For other Skylanders, every good thing came from the clouds. For her, the opposite was now her truth. The jungles might be full of blood-pumping danger, but at least she had solid ground beneath her feet. The Deep was a place where she knew the rules, where she was more likely to be hunter than prey. She’d seldom felt fear there, not since she’d discovered that the same ability she’d grown up using to tempt birds to her hand could instead keep the Deep’s fiercest predators at her beck and call.
And if she had felt fear, it was the child of prudence and practicality. If she’d been forced to hide from a predator or enemy in the Deep, she didn’t feel it like a wound. Like a hollowness inside herself.
Like cowardice.
Survival was not a synonym for either courage or fear. In the right circumstances, either response was a blessing. In the wrong circumstances, either was a curse. “Survival” was knowing which option fit the circumstances best.

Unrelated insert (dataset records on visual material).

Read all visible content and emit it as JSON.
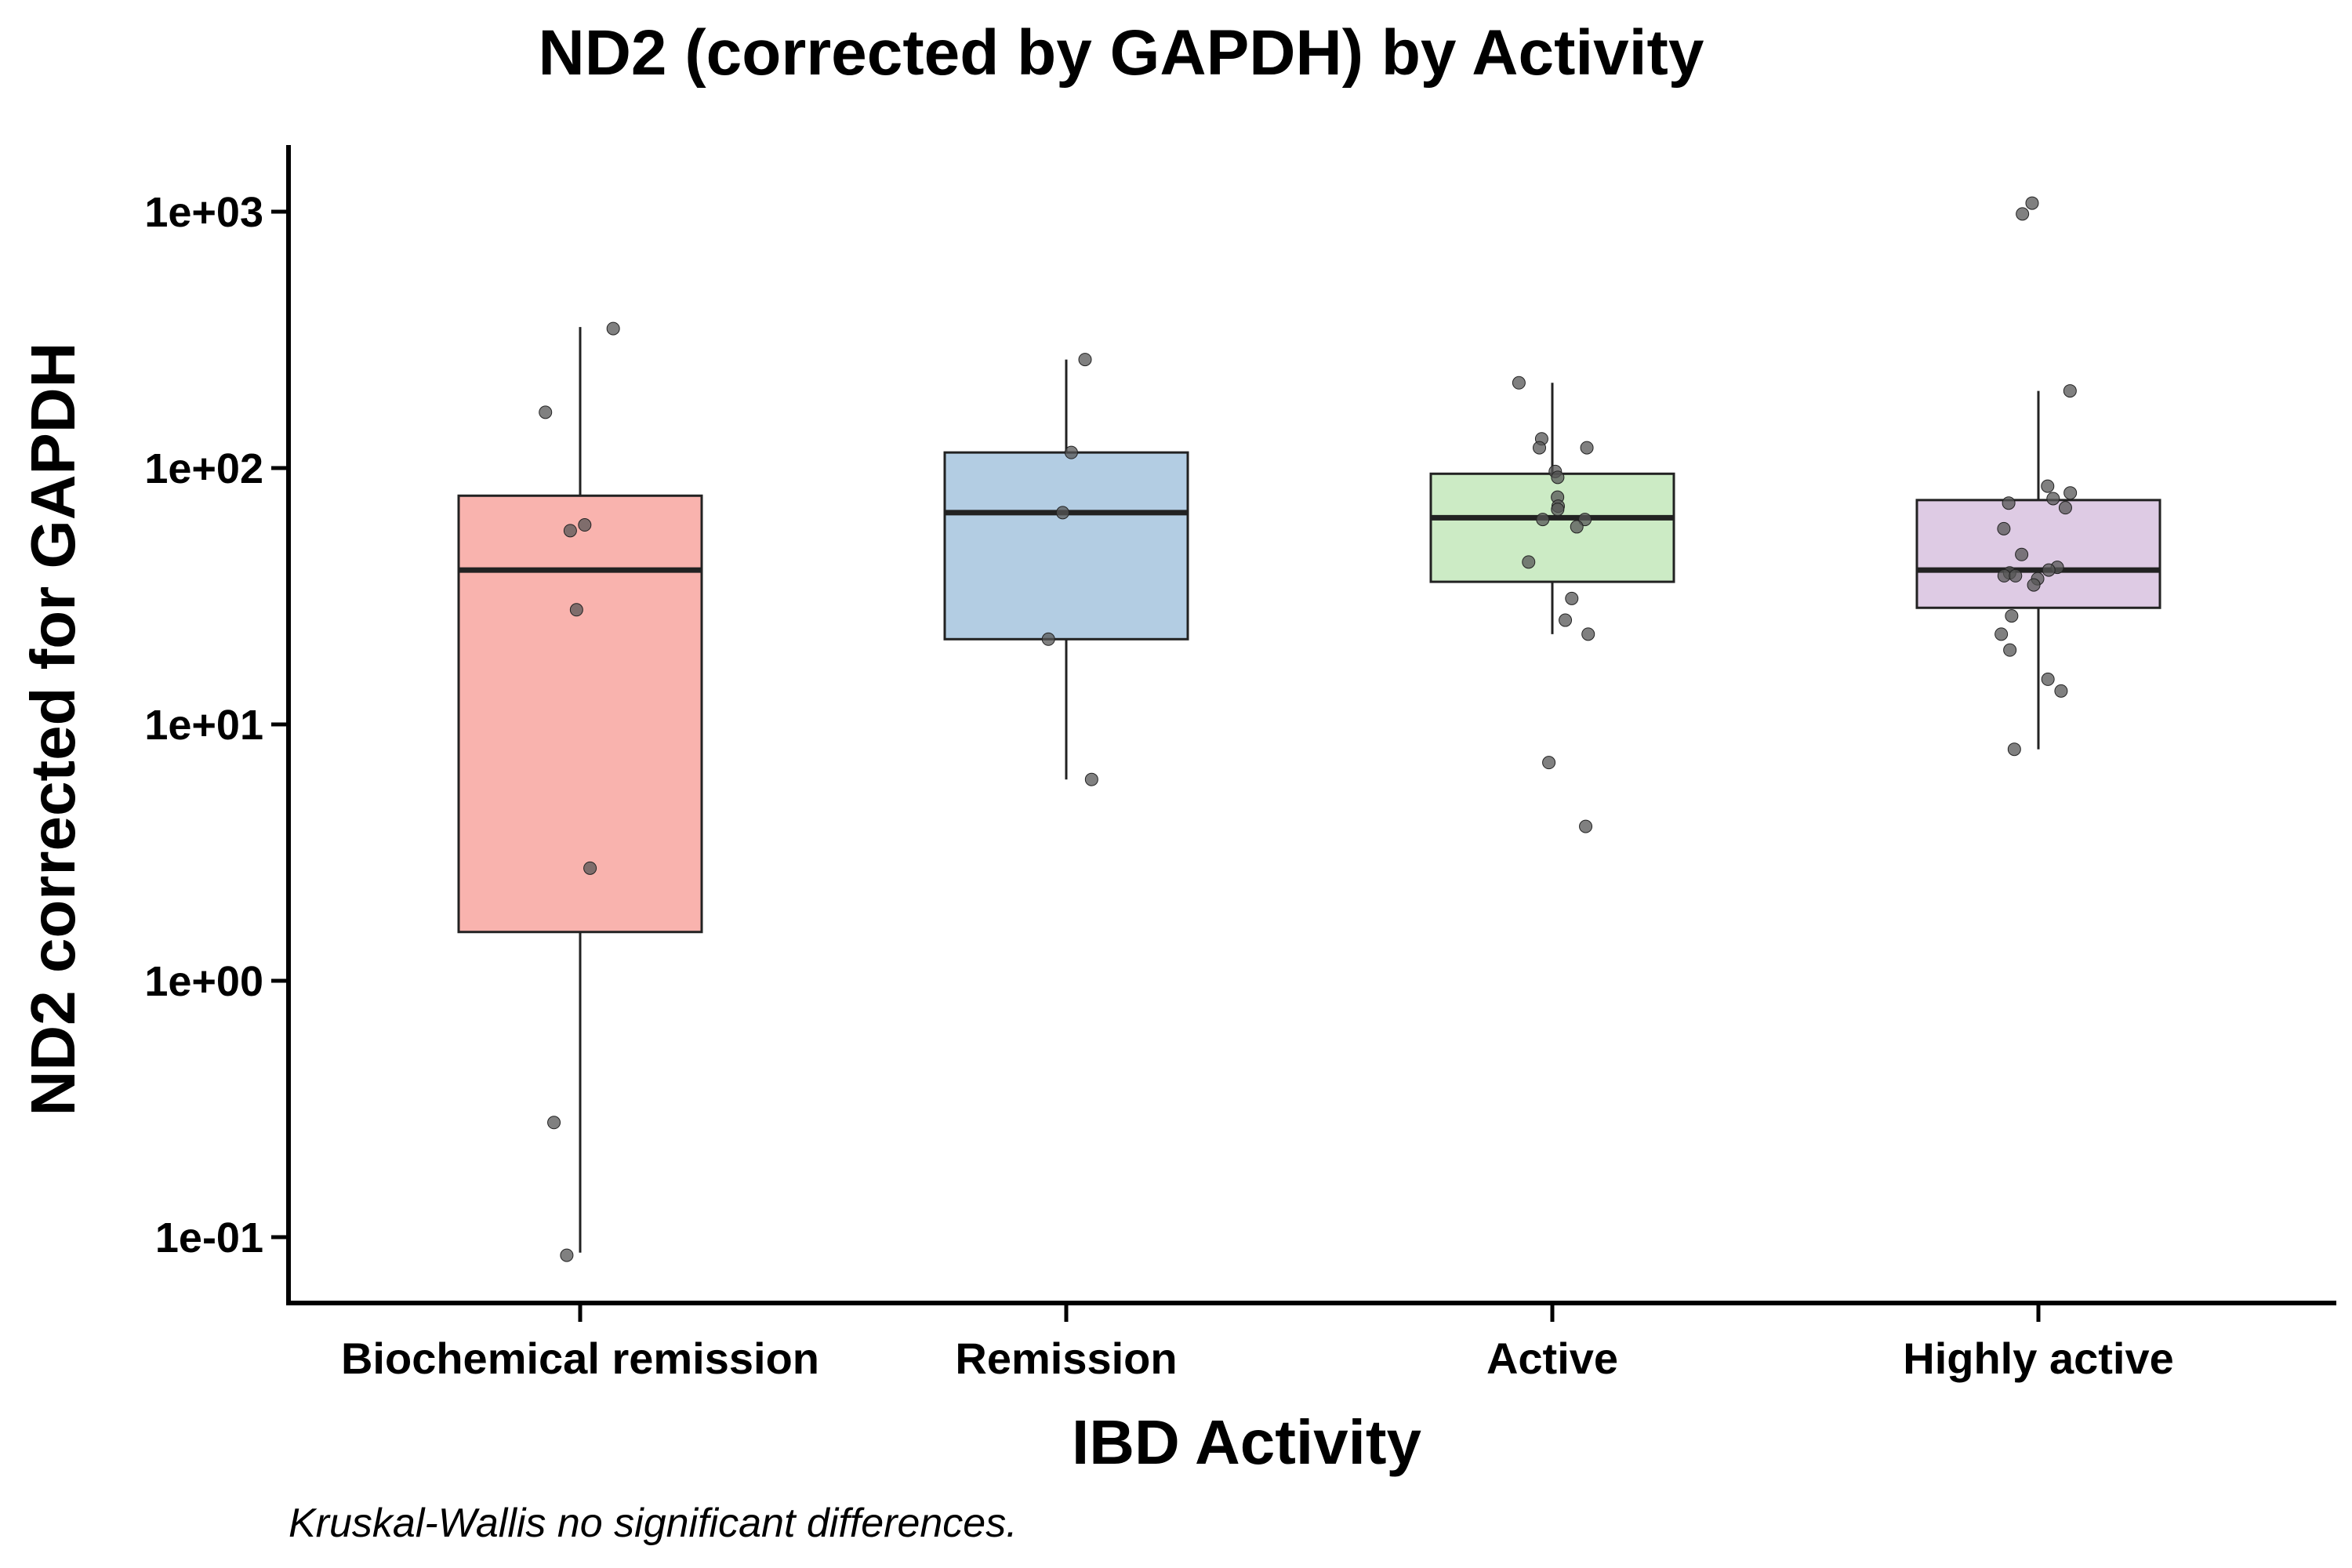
{
  "chart_data": {
    "type": "box",
    "title": "ND2 (corrected by GAPDH) by Activity",
    "xlabel": "IBD Activity",
    "ylabel": "ND2 corrected for GAPDH",
    "yscale": "log10",
    "ylim": [
      0.055,
      1800
    ],
    "yticks": [
      0.1,
      1,
      10,
      100,
      1000
    ],
    "ytick_labels": [
      "1e-01",
      "1e+00",
      "1e+01",
      "1e+02",
      "1e+03"
    ],
    "categories": [
      "Biochemical remission",
      "Remission",
      "Active",
      "Highly active"
    ],
    "colors": [
      "#f9b3ae",
      "#b3cde3",
      "#ccebc5",
      "#decbe4"
    ],
    "boxes": [
      {
        "category": "Biochemical remission",
        "whisker_low": 0.087,
        "q1": 1.55,
        "median": 40,
        "q3": 78,
        "whisker_high": 355
      },
      {
        "category": "Remission",
        "whisker_low": 6.1,
        "q1": 21.5,
        "median": 67,
        "q3": 115,
        "whisker_high": 265
      },
      {
        "category": "Active",
        "whisker_low": 22.5,
        "q1": 36,
        "median": 64,
        "q3": 95,
        "whisker_high": 215
      },
      {
        "category": "Highly active",
        "whisker_low": 8,
        "q1": 28.5,
        "median": 40,
        "q3": 75,
        "whisker_high": 200
      }
    ],
    "points": [
      [
        350,
        165,
        60,
        57,
        28,
        2.75,
        0.28,
        0.085
      ],
      [
        265,
        115,
        67,
        21.5,
        6.1
      ],
      [
        215,
        130,
        120,
        120,
        97,
        92,
        77,
        71,
        69,
        63,
        63,
        59,
        43,
        31,
        25.5,
        22.5,
        7.1,
        4
      ],
      [
        1080,
        980,
        200,
        85,
        80,
        76,
        73,
        70,
        58,
        46,
        41,
        40,
        39,
        38,
        38,
        37,
        35,
        26.5,
        22.5,
        19.5,
        15,
        13.5,
        8
      ]
    ],
    "annotation": "Kruskal-Wallis no significant differences."
  }
}
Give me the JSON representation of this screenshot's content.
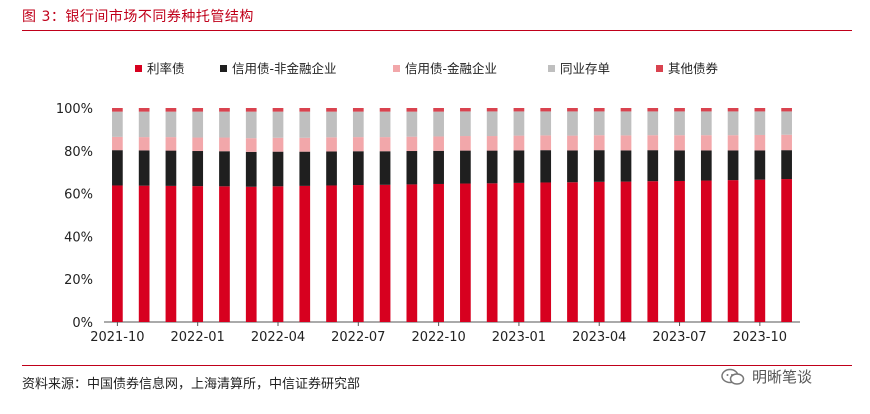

Somehow, she’d forgotten that. Here in the Skylands, fear felt like failure, like weakness. Whereas fear was the foundation of common sense in the Deep.
Anahrod hid herself in the pantry. If they found her, she’d pretend that she’d been fixing the provisions tossed about during their ride.
The damage in the kitchen wasn’t as bad as she feared: Bederigha kept the stores lashed down tight.
The captain banged the door open louder than normal as he entered the galley.
“—no, no,” the captain was saying. “Cutters like this run on shares. We’re a licensed division, registered with the Sky Amber Guild, not the Travelers Guild. We can’t just be picking up everyone who wants a ride from one city to another on a whim. Crystalspire was a resupply stop, not a ferry run.”
Anahrod felt warmth bloom in her chest. The captain was covering for her. She was unsure why exactly—perhaps Bederigha felt some orneriness, given how Tiendremos and his rider had made the Crimson Skies lose their hunt and cost lives.
Unfortunately, lying to a dragonrider was an excellent way to wind up dead.
“I see.” A man’s voice. Pleasant, throaty, genial.
“What did this person do that’s so damn terrible that you had to mess with our harvest, anyway? Do you have any idea how much money we just lost?”
How had they found her?
Did they have some method of tracking her location? Ris had never explained how they found her last time. Wanted posters were a good excuse for how she’d drawn the dragonriders’ attention in the first place, but not how they’d pinpointed her location.
Anahrod leaned back into the shadows behind a stack of shelves. A second later, the pantry door opened, and light flooded the small room.
“Is this really necessary?” the captain complained.
“As soon as we find her, you can be on your way.” The rider sounded reasonable. “Nice kitchen. I bet your meals are amazing.”
If the dragonrider was fishing for an invitation, the captain wasn’t in the mood. “I’m not some fancy liner traveling from city to city. This is where I live, too.”
The door closed; the room faded back into blackness.
Anahrod remembered to breathe and then pulled her sword out from behind a storage bin and buckled it around her waist.
She didn’t remember the dragonrider’s name. Maybe she’d never learned it. She thought Tiendremos might have had a different rider when she’d been at school, although she wasn’t certain. She’d only seen the dragon from a distance and had never spoken to his rider.
The smart thing to do was to stay right where she was. They’d already searched the pantry, after all.
Just as she’d made this determination, a mental voice cut across her thoughts.
[You’re a simpleton.]
She froze. As before, the dragon wasn’t talking to her.
[Must I tell you how to do everything? The solution is obvious. Tell this captain that if he doesn’t bring out Anahrod in the next five minutes, I will rip his flying vessel apart piece by piece until I find her myself.]